Darwin's Orchestra by Michael Sims, Henry Holt and Company, $30.00, 508 pages.





The News & Observer

June 22, 1997


Whimsical essays on science and nature


By Phillip Manning


In this hype-saturated age, nonfiction books often promise better sex or more money or something equally desirable to entice us to buy. Even science books -- normally a modest genre -- are caught up in this avalanche. It's no longer enough for a book to simply impart knowledge. Nowadays, it must be BIG knowledge, the kind that will save your life or at least allow you to impress your friends. Consequently, it's rare to run into a science book that promises nothing but the rarest commodity of all -- a good read.

"Darwin's Orchestra" is that. It's also quirky, nicely written, and full of gossipy tidbits. Where else can you find out that Vladimir Nabokov once proved "with diagrams, no less -- that the insect in Kafka's 'Metamorphosis' could not have possibly been a cockroach." Or that the tiny island of Nauru has "the highest income per capita of any nation in the Pacific." Or that source of its wealth is guano.

The book is composed of 366 short essays, one for every day of the year. Each essay commemorates an event that illustrates the role nature (or science) has played in history and the arts. But the author stretches the definition of "nature." Rousseau's cats are here, as is the story of the famously inaccurate rhinoceros sketched by Durer in 1515. P.T. Barnum's fake mermaid gets as much space as Martha, the last passenger pigeon; and the "Big Bang" theory rubs shoulders with the Piltdown Man hoax. Author Michael Sims justifies their inclusion by quoting from Humpty-Dumpty: "Whenever I make a word do a lot of extra work like that, I always pay it extra." The author clearly owes "nature" overtime wages.

Nevertheless, nature has played an important role in history and the arts. The essay for February 29 is an example. In 1503, Christopher Columbus beached his ships on Jamaica for repairs. The Spaniards depended on the natives for food, but after sponging off them for months, relations had soured. Without provisions, Columbus and his men could not leave, and the natives were growing more irate. Columbus consulted his astronomy book. He told the natives that the Lord was angry with them for not providing food, and that God would show his disapproval "on the face of the rising moon." On the following night, the natives stormed the Spaniards' ships, not with weapons but with food. Columbus and his men were saved -- thanks to a lunar eclipse.

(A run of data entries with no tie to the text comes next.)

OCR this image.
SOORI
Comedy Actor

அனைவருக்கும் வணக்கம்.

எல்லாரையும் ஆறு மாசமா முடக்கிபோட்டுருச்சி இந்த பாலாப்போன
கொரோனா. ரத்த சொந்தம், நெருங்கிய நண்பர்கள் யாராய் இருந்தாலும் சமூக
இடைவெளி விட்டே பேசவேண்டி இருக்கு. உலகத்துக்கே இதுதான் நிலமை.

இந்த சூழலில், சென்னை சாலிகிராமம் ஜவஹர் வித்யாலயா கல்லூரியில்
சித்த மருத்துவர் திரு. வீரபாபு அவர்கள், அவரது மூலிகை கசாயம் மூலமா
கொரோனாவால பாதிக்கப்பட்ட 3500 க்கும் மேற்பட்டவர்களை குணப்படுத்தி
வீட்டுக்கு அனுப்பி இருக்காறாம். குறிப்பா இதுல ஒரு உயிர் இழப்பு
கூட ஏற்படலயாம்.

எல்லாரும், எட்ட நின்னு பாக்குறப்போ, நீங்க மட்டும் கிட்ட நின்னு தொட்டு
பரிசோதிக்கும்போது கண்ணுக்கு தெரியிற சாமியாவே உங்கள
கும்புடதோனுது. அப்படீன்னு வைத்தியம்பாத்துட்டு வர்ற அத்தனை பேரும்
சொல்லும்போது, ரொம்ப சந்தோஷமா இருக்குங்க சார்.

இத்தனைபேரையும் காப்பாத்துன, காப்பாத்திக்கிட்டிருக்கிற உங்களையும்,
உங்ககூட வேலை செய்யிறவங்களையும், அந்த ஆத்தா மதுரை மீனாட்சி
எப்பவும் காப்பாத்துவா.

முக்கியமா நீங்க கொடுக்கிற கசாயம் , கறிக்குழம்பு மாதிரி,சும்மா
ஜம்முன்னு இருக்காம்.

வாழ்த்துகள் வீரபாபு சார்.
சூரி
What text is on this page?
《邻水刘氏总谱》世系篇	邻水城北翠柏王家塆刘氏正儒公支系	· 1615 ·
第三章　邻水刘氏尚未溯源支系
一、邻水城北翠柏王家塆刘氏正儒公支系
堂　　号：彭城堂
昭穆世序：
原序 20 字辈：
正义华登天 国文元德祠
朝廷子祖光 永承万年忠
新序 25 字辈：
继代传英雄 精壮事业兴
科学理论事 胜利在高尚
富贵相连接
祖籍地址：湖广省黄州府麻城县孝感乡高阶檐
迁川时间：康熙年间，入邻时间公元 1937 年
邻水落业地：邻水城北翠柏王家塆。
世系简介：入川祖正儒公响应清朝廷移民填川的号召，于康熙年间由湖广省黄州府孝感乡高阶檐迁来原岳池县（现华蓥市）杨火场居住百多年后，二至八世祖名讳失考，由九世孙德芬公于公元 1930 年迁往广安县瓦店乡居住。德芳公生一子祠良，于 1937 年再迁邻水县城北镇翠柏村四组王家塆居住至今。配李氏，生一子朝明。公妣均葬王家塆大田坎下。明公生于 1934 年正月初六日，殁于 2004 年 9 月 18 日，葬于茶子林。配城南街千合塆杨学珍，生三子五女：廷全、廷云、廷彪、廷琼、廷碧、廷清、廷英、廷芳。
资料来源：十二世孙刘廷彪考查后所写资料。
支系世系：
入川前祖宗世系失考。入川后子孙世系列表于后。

Another essay shows how nature influenced literature. "I didn't like spiders at first," writes E.B White, "but then I began watching one of them and soon saw what a wonderful creature she was and what a skillful weaver." The result of White's study was "Charlotte's Web," a children's classic that is still a staple in bookstores nearly 50 years after its publication. According to the author, White's fascination with spiders lasted all his life. "When I get sick of what men do," White wrote, "I have only to walk a few steps in another direction to see what spiders do . . . This sustains me very well indeed."

Pablo Picasso's interest in nature began at the age of nine, when he began sketching doves. "Picasso kept doves at several of his villas," the author writes, "and the birds appeared in [his] works throughout his life." The essay for April 19 commemorates the 1949 opening of the World Peace Conference. The organizers selected one of Picasso's dove sketches for the poster advertising the conference. This image, the so-called "Dove of Peace," became so famous that it is a cliché', adorning everything from record-album covers to dorm-room walls. Picasso's fondness for doves didn't stop with his art; he named his daughter Paloma, the Spanish word for "dove."

The blending of nature, science, history, and the arts reaches its whimsical peak in the essay from which the book takes its title. Although Darwin is best known for his theory of evolution, he spent his last years studying earthworms. To see how these creatures reacted to music, Darwin assembled a family orchestra. "Son Francis played a bassoon, grandson Bernard blew a whistle, and wife Emma played the piano. The audience barely reacted, but Darwin's little orchestra is remembered as one of the more amusing experiments in the history of science."

Surprisingly, Darwin's work on earthworms turned out to be valuable, showing how worms build and maintain the topsoil that is critical to life. Or perhaps it's not surprising; as Vladimir Nabokov says in another essay, "There is no science without fancy, and no art without facts."